Come with us now on a journey through time and space…
That’s the opening of the British cult hit, The Mighty Boosh, and it’s the only warning you’re given before entering a world of zookeepers, shamans, DJ-ing gorillas, a moon that talks, cockney hitchhikers, evil jazz spirits and that’s just scratching the surface. The Boosh trickled onto American television this year, appearing in the 1am Sunday time slot on Adult Swim in March. It’s one of those shows where there’s no middle ground. You either love it or hate it, or don’t even know it exists. It’s like a children’s show for adults. Melissa Block from NPR described it (accurately, in my opinion) as “a cross between Monty Python, H.R. Pufnstuf and Flight of the Conchords.” There’s hilarity, costumed characters and boy is there ever music.
The Boosh musical trademark is one of their own invention —something known as a crimp. A crimp is an acapella song, sung in a style similar to beatboxing where the topic is random, the words are creatively fitted to satisfy the needs of the rhythm and happen in the middle of a conversation regarding… anything. It takes at least two to crimp and the musical stylings are accompanied by any variety of hand movements. You know what.. just watch this:
Not for everyone, but very much for me.
Comic-Con was stop number two in the Boosh’s first trip to America. Not only did they have a panel scheduled, but two autograph sessions and an off-site Boosh Bash (a Comic-Con afterparty of comedy and a full cast DJ set). The appearances would coincide with the US release of all 3 seasons of the television show as well as the CD release of their original BBC Radio program (or rather… programme).
As soon as the announcement was made, Twitter became the center of my universe for all things Boosh. I was excited to see celebrities I follow on Twitter re-tweet posts about the Boosh (including The Office’s Rainn Wilson adding “Welcome, Boosh. Pls teach r sketch comedians abt smart, imaginative comedy.”) In addition to the boys themselves tweeting, the BBC had someone tweeting about the DVD release and the progress of all the events planned in the different cities. The Boosh stopped in NYC for the Jimmy Fallon show and announced on Twitter, Facebook and MySpace that they’d be doing a signing and a secret show —both drew masses of Boosh fans and not everyone was able to get inside the show.

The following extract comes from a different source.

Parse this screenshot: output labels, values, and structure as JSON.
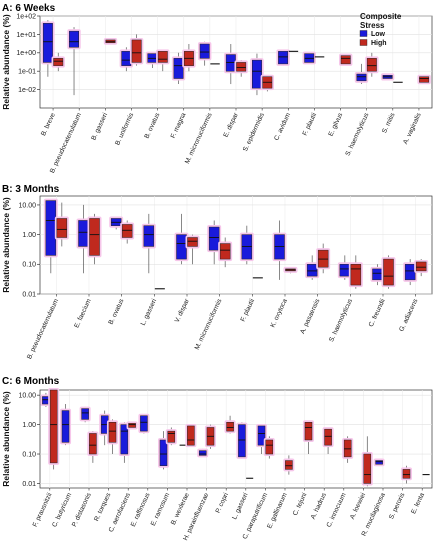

Whoever was behind the Twitter, they were amazing. They interacted with the followers and followed them back. They offered out challenges to Boosh fans, trying to get the topic #mightyboosh trending. They re-tweeted quotes from fans and Boosh-related goodness in the works for Comic-Con (t shirts, costumes, art…). And as I stood in line Friday afternoon, waiting for the Boosh to arrive for the signing; the mysterious tweeter was somewhere there, updating with cell phone pictures and text descriptions for the Boosh fans not at the Con.
It was strange and still kind of fun not knowing who they were.
Even with the strong turnout at the signing, I wasn’t sure what the following panel would look like. Would it be just the people we met in line? Would it be bursting at the seams or half full? Not wishing to take any chances, we got a seat early and as the time got closer the room started to fill, and fill, and fill. By the time the Boosh took the stage, the ballroom was maxed out. When a promo video of clips from the show began, the room erupted into a level of screaming that would worry even the most die-hard Twilight fan. If the Mighty Boosh was ever worried a 1am time slot on a cable channel was going to keep them from getting an American fanbase — said concern was certainly removed.
Interesting note: Noel asked if anyone had a problem with the British accents on the show. There was a resounding “no” from the crowd. He then explained that TV execs told them that Americans wouldn’t be able to get past the heavy accents. I’ve never considered an English accent a challenge.
The Boosh Bash that ended our day at the start of Saturday morning (11pm to 2:30am), was in a venue that didn’t allow cameras. So pictures from the Bash are few and far between; but I know I’ll never forget it. Held at 4th and B, it was half stage show and half DJ set, with Boosh cast members spinning as well as dancing and interacting with the crowd. I can only guess, but it really looked like they were amazed by the turnout, the dedication of American fans that was on-par with the rabid masses of Boosh fans in the UK. They took pictures of themselves with the crowd at their backs and genuinely seemed to be having as amazing of a time as we were.
Comic Con has come and gone and more or less I’m back in a world where when I say “The Mighty Boosh”, people don’t know what I’m talking about. What Boosh-fans I do run into, it’s like being part of a secret club; like how people who drive Jeeps wave to each other when passing in traffic.
While Rochester might be slow to embrace the Boosh, the media is starting to take notice. Since San Diego, the Boosh have popped up in: The New York Times (twice), Salon.com, in a multiple part video series on the popular blog BoingBoing.net, and driving home the other night I was elated to hear them come up on NPR’s All Things Considered (Public Radio and British Comedy, two great tastes that taste great together).
I have the DVD’s but I keep mightybooshDVD in my Twitter feed. I know when Boosh news breaks (an expanded American tour, pls), they’ll be there for me.
And I’ll be there for the Mighty Boosh.